Britain's economy slowed as expected in the final three months of last year, pushing growth in 2018 to its weakest in six years, as Brexit worries hammered investment. 

The UK's gross domestic product growth in the final quarter of 2018 fell to a quarterly rate of 0.2% from 0.6% in the previous quarter. 

This was in line with the average forecast in a Reuters poll of economists though slightly weaker than the Bank of England estimated last week. 

Sterling fell after this morning's data.

"GDP slowed in the last three months of the year with the manufacturing of cars and steel products seeing steep falls and construction also declining," ONS statistician Rob Kent-Smith said. 

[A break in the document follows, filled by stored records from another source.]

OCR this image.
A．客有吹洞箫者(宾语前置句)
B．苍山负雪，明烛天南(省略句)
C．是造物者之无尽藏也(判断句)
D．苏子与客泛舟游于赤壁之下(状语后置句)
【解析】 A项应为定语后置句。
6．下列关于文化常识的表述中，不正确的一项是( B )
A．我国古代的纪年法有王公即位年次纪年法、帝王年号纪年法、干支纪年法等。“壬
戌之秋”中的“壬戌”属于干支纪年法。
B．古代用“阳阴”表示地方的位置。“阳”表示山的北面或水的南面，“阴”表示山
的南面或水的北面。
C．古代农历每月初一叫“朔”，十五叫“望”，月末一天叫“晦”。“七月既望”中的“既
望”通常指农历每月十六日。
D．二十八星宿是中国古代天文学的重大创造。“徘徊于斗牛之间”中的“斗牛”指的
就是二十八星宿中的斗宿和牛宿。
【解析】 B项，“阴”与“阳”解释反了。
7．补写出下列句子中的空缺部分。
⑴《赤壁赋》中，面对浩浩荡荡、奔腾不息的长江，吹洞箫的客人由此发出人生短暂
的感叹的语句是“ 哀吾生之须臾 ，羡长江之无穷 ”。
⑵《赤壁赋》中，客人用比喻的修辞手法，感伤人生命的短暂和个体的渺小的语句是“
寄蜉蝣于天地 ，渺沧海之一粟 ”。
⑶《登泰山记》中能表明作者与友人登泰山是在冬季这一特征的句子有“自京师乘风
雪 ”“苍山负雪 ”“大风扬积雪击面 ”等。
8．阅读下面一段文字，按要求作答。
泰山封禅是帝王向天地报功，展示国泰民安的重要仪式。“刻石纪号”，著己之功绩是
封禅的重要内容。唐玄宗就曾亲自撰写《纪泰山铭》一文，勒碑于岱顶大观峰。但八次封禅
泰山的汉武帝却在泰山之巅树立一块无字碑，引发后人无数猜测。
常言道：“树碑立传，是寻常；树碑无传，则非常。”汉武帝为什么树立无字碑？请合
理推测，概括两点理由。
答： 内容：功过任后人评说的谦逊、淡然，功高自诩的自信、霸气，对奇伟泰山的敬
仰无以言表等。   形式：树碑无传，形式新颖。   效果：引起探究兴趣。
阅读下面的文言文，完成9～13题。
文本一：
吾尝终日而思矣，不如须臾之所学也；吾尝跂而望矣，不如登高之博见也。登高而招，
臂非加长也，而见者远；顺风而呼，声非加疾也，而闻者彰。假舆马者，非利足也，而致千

For 2018 as a whole, growth dropped to its lowest since 2012 at 1.4%, down from 1.8% in 2017. 

Exports suffered from global weakness and consumers and businesses grew increasingly concerned about the lack of a plan for when Britain is due to leave the European Union on March 29. 

Last week the Bank of England chopped its forecast for growth this year by 0.5 percentage points to 1.2%, which would be the weakest year since the 2009 recession. 

The final months of 2018 saw concerns about a global slowdown hurt growth across major economies, due in part to trade tensions between the US and China, and Brexit has remained an added challenge for Britain. 

Today's data showed net trade lopped more than 0.1 percentage points from the fourth quarter growth rate. Falling business investment did similar damage. 

Looking at December alone, the economy contracted by 0.4%, the biggest fall since March 2016. 

Less than seven weeks before Britain is due to leave the EU, Prime Minister Theresa May has so far failed to win parliament's backing for the plan she agreed with Brussels to avoid reimposing checks on goods exported from Britain. 

UK business investment dropped 3.7% in the fourth quarter compared with a year earlier, the biggest fall since the first three months of 2010, when Britain was emerging from recession. 

Household spending - which offered an unexpectedly strong boost to growth during the middle of the year - remained resilient, up 1.9% on a year ago. 

Overall, business investment has stalled since June 2016's referendum, which the Bank of England blames for stagnating economic productivity. 

The Bank of England expects business and housing investment to fall this year, and for export growth to halve.

Figures today showed that in December alone, Britain's goods trade deficit came in broadly as expected at £12.1 billion.